High-resolution far ultraviolet spectrum of electron-excited SO₂

Abstract

The high-resolution UV capabilities (λ/Δλ = 10⁵) of the Hubble Space Telescope (HST) equipped with the Space Telescope Imaging Spectrograph (STIS) reflects a need for a high-resolution laboratory UV spectral data base for comparison with observation. For the purpose of interpreting the astronomical observations of Io by HST the electron-excited UV spectrum of SO₂ gas has been studied from 800–1700 Å at medium (λ/Δλ ∼ 10³) and high resolution (λ/Δλ ∼ 5 × 10⁴).

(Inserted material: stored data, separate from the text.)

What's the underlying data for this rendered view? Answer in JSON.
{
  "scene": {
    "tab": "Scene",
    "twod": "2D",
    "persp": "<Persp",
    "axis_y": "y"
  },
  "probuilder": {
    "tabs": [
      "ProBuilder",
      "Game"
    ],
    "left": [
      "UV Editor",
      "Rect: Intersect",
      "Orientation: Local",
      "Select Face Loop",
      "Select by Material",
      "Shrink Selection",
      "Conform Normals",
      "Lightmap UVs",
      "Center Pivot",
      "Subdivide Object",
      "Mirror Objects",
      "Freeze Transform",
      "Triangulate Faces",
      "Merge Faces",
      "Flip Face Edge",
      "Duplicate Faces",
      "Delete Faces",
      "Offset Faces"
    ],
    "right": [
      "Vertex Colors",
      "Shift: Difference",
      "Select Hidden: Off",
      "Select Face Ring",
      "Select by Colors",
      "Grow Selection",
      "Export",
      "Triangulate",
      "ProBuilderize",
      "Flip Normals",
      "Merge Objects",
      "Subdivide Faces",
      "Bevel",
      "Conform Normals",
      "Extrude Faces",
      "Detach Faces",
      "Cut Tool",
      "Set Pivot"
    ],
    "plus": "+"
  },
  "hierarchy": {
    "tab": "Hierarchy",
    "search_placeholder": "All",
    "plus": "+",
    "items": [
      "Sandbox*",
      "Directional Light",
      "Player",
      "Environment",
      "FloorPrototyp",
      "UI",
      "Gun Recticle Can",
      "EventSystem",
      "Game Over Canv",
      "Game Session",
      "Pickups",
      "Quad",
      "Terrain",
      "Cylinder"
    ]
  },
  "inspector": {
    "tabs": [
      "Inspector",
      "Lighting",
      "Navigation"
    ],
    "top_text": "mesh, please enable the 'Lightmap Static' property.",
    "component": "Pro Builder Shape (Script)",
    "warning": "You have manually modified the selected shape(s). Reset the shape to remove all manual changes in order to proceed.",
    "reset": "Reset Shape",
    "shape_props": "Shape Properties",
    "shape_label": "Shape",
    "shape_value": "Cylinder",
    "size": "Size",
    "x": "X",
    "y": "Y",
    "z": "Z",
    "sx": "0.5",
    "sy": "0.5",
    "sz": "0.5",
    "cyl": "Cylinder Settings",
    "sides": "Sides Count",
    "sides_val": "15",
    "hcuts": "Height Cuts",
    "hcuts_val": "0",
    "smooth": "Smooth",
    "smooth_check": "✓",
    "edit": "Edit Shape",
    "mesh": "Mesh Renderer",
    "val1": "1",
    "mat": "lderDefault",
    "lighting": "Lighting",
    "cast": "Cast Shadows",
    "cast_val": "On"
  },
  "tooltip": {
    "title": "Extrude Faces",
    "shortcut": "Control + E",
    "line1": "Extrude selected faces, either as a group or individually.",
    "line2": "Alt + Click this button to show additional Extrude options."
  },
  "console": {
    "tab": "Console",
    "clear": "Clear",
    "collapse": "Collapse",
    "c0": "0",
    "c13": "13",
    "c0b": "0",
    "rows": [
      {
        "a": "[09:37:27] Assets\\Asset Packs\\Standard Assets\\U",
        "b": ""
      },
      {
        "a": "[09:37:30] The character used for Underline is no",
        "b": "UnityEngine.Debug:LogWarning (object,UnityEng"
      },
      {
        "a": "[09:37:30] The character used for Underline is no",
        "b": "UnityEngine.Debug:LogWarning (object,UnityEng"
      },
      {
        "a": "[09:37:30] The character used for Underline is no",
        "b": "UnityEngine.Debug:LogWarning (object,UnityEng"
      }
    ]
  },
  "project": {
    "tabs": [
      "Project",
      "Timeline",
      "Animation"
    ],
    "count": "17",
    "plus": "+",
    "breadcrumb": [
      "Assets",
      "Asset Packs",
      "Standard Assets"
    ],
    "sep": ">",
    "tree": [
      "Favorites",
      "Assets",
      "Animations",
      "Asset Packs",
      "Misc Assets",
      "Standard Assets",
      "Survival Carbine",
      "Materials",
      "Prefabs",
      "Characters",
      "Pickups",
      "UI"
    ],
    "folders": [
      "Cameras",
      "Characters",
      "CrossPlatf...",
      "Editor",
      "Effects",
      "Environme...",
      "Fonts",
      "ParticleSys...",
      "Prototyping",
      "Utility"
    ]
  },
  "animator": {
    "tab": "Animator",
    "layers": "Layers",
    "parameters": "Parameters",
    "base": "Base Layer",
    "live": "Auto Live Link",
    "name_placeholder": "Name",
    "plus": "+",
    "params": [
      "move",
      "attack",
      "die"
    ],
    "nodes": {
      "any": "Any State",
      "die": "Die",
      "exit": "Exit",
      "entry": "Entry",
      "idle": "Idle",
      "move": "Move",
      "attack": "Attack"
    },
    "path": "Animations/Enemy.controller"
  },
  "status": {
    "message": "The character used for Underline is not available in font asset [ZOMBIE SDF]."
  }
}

The far ultraviolet (FUV) laboratory spectrum consists entirely of S I, II and O I, II multiplets. From a measurement of the medium resolution spectrum at 1.5 Å FWHM we are able to provide new detail in the 200 eV emission cross sections for all the FUV features. At 30 and 100 eV electron-impact energy we have measured high resolution emission spectra of the fine structure lines of the atomic multiplets at 1256 Å from S II, at 1304 Å from O I, 1479 Å from S I and at 1429 Å from S I at 100 eV electron-impact energy. At 100 eV electron-impact energy we compare the optically thin laboratory spectrum of the atomic multiplet S I at 1479 Å with the model spectrum of electron excitation of atomic sulfur. In addition, we compare a HST STIS observation of Io with the G140M grating (FWHM ∼ 0.5 Å) at 1479 Å with a laboratory spectrum after transmission through a layer of atomic S. We have also compared our laboratory spectrum to FUV observations by STIS reported by Roesler et al. [1999] . The relative intensities of the strongest lines of S I and O I are compared with the laboratory emission cross sections for SO₂ near 40 eV (3 Ryd) electron energy. The Doppler line profiles of individual fine structure lines of atomic sulfur and oxygen were used to ascertain the kinetic energy distribution from dissociative excitation at 30 and 100 eV. At 100 eV electron-impact energy we find the kinetic energy distribution of the oxygen and sulfur atoms to be in the range of 2 eV to 3 eV. At 30 eV electron-impact energy we place an upper limit on the kinetic energy of sulfur and oxygen atoms as <1 eV. We provide the first measurement of the O I] 1356 Å absolute excitation function and the estimate of the cross section ratio O I] 1356 Å/1304 Å as a function of energy. We establish the absolute cross section of O I 1304 Å as 2.3 ± 0.5 × 10^-18 cm² at 100 eV and the estimated cross section of O I] 1356 Å as 2.1 ± 1 × 10^-18 cm² at 100 eV.